Sunday 11 July 2021

Taking back control

Dr Richard North has set himself up as the oracle on matters concerning the EU and is utterly excoriating of just about every other commentator who deigns to offer an opinion. I am not sure that he has ever acknowledged that any person, apart perhaps from his late friend Christopher Booker, might know more than he does about Brexit and the European Union.  This is not to say he doesn't know much more than I do.

He certainly knows more than me, but I’ve never claimed to be an expert. I listen to the experts and use my own judgment and experience to decide which 'expert' to believe. In most subjects, the experts generally agree and I take that as being a useful pointer.

On Friday, North gave us a long explanation about the divorce bill. This followed some reporting by Tony Connelly at RTE, about the recently published consolidated EU accounts. The EU claim we owe €47.5 billion, which the U.K. government and pro Brexit press think is wrong. This is how he put it:

"RTÉ News "has learned - to quote its own pompous phrase – that the total liability will be €47.5 billion (for the second and third items), compared with UK's Office for Budget Responsibility prediction of €41.4 billion."

North says "Connelly has got the detail wrong – as he so often does" about one of Europe's most respected journalists.  In his Friday post, North claimed,  "The estimate in the EU's consolidated accounts is unlikely to change. But it is still an estimate. In truth, no one knows what the final bill will be, and there is means of knowing until all the original payments have been settled, which will not be for many years.

By Saturday he had changed his tune slightly:

"There can be no dispute here that the 2020 consolidated accounts set out the definitive figure, which represents the UK's liability. That is what the two parties have settled in the Withdrawal Agreement (Article 142, paragraph 5)."

It turns out that the €47.5 billion figure is definitive but it is the gross value from which we may get a rebate. If this sort of error sounds familiar, it’s because it is. The £350 million a week was also a gross figure which Vote Leave painted on the side of a bus and Cummings defended afterwards to the hilt.

This isn't the first time Dr North has accused the EU of being wrong only to discover they were right - on shellfish imports for one.
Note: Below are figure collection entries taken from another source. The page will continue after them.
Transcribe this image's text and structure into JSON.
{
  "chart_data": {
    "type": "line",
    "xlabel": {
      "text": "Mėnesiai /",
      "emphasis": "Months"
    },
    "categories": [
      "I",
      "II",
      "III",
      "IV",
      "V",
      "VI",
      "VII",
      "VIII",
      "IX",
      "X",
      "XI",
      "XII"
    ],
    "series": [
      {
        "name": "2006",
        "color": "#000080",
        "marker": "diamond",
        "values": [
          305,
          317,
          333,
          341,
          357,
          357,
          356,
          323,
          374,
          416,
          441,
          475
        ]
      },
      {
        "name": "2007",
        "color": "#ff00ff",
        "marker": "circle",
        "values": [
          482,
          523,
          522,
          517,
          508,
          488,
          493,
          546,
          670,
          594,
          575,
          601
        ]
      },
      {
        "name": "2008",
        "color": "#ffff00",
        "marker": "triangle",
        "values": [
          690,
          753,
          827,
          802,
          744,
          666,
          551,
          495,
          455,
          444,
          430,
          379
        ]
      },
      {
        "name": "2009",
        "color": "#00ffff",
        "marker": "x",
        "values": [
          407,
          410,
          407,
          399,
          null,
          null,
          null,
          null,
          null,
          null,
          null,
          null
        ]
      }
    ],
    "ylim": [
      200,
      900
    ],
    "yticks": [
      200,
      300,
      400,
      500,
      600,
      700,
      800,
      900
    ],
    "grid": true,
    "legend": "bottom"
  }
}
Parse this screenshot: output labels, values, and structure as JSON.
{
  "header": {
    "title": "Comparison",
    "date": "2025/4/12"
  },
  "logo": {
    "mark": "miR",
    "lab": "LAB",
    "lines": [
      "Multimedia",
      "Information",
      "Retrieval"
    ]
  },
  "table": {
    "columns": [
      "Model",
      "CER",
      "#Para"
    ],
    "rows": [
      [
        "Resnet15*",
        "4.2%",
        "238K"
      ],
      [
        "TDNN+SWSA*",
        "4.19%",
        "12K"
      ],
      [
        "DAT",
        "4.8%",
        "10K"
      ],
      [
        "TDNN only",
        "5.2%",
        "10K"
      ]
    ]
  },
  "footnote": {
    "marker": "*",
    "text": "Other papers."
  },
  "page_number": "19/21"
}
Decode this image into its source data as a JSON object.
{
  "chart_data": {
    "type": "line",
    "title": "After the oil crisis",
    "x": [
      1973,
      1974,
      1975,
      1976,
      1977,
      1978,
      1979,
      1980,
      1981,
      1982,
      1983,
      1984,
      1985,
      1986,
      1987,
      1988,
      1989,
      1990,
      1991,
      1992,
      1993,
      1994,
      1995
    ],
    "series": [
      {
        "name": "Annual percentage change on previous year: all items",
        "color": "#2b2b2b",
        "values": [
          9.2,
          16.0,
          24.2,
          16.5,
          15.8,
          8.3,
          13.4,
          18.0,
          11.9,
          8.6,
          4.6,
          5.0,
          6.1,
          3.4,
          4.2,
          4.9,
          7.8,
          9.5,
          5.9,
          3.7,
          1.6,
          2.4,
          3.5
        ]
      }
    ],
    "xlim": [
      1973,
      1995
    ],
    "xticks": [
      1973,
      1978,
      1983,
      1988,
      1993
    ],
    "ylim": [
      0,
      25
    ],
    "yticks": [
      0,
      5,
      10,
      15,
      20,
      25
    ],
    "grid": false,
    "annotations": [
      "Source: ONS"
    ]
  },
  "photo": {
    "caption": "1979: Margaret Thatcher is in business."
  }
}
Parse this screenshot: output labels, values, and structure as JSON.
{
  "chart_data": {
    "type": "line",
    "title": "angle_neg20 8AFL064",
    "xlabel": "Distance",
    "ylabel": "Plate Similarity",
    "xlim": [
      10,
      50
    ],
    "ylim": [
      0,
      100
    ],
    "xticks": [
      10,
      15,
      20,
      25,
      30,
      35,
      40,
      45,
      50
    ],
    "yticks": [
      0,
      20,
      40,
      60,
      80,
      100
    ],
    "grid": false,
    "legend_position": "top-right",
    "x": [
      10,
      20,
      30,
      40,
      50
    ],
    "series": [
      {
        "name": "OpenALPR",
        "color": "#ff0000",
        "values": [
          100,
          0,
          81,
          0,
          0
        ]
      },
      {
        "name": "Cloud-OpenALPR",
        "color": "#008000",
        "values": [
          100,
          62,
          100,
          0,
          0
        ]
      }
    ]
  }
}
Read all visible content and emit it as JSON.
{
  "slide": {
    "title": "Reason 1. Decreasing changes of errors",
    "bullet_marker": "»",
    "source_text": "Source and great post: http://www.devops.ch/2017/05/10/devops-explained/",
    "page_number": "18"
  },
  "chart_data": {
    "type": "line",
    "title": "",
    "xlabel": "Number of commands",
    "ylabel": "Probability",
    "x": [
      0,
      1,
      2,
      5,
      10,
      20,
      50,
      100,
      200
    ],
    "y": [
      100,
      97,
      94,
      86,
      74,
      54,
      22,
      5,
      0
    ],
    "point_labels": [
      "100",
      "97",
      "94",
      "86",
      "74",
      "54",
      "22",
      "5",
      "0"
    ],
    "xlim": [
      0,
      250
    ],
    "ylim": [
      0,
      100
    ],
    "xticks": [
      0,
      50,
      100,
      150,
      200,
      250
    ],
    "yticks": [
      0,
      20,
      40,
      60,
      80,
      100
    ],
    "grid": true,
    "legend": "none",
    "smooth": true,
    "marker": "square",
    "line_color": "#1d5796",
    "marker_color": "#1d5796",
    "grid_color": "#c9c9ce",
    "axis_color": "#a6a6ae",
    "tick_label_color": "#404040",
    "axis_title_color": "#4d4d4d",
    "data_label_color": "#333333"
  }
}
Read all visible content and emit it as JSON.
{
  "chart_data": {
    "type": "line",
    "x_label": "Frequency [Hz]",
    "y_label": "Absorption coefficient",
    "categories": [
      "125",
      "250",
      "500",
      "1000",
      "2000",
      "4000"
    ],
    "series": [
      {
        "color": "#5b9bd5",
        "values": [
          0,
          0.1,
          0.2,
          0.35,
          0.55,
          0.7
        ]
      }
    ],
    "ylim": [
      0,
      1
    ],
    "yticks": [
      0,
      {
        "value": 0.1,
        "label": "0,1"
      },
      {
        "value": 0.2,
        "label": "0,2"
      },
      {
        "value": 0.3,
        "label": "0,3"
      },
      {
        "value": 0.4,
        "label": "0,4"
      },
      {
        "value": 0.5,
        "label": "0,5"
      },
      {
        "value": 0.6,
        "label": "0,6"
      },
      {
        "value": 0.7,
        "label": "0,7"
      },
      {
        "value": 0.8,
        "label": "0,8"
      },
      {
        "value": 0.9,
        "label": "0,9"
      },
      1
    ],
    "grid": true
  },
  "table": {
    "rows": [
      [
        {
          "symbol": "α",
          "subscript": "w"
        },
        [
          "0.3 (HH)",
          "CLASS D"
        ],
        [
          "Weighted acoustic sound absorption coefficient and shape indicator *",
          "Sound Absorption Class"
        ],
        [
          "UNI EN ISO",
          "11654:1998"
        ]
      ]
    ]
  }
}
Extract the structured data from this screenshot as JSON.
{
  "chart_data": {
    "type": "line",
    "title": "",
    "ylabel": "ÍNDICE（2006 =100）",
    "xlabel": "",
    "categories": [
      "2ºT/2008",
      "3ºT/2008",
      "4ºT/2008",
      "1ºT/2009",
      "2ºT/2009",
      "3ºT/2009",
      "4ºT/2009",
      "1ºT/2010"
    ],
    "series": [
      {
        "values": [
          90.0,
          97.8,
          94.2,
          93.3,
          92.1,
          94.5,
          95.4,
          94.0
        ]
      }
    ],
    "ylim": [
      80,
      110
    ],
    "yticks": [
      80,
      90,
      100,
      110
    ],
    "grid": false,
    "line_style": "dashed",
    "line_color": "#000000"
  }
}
I read all this with interest, because it encapsulates the British attitude to so many things. It is Gove’s assertion that the British people have "had enough" of experts. This wasn’t new even at the time Gove said it in 2016. We have this view of the world that everything is actually very simple and experts only complicate things.

In Europe, at least among people I knew and worked with, they accepted the word of experts without question. You want to know about some obscure technical point, ask an expert. A mechanical designer would never assume he knows more than an electrical engineer about motor speed controllers. A commissioning engineer would never change something on a machine without checking with the designer, and so on. There is a hierarchy and experts are respected and listened to.

Whereas in this country we all think we are our own experts. 

If you supply a machine with manual adjustments for something and tell the operator to make certain adjustments under specific conditions, they will do it - in Europe. In Britain, no. The operator, or more likely different operators, will make their own totally arbitrary and random choices and subject the machine to wild adjustments because they are their own experts. 

Each operator starts his shift or day with a badly adjusted machine which he then spends the next eight hours fiddling with and making worse as successive erroneous adjustments fight against each other.

The customer then complains the machine ‘doesn’t work’ properly. 

The best company I ever worked for (Italian) made packaging machines that had no manual adjustments between product and pack format changes, it was all done automatically under programme control using servo motors. Hence, the machine always worked as the ‘experts’ originally intended and there was very little trouble compared to cheaper, lesser machines where the British operators had free rein to muck it all up.

Dr North is the same, along with a lot of politicians. He thinks he is an expert in all things (the EU, food safety, the law, Brexit, etc) and writes his blog on this basis. 

Brexit is partly the result of thinking life should be more simple and we don’t need experts or regulations to make stuff more productive, safer, more secure, cleaner, easier, or whatever the aim is. 

I mention all this because this morning his topic is about taking back control from the EU - from the experts who have so often been proved right - to home grown, elected amateur politicians who have demonstrated that most of them have no idea what they're doing most of the time. North has been among the loudest critics over the choices made so far about Brexit for example and the pandemic. He now complains that control has been appropriated by the executive rather than parliament.

The truth is life is ever more complex and the future will need to be regulated by people who understand what they're doing - experts in other words - the scientists and engineers. It has always been so in Europe but we have somehow come to believe in this country we can opt out of listening to experts and accept the words of liars, populists and demagogues. We can't.

Finally, if you wanted a picture to show why the NI protocol and perhaps even Brexit itself is doomed to failure this is it:

What this brings home to me is the beauty of the 'creative ambiguity' of the Good Friday Agreement. Everyone in NI could be what they wanted to be. There was no border between north and south or east and west - something that was only possible in the single market and the customs union.

Now there must be a border somewhere to greater or lesser impact, but still a border. And one half of the community is going to be aggrieved by that wherever the border finishes up.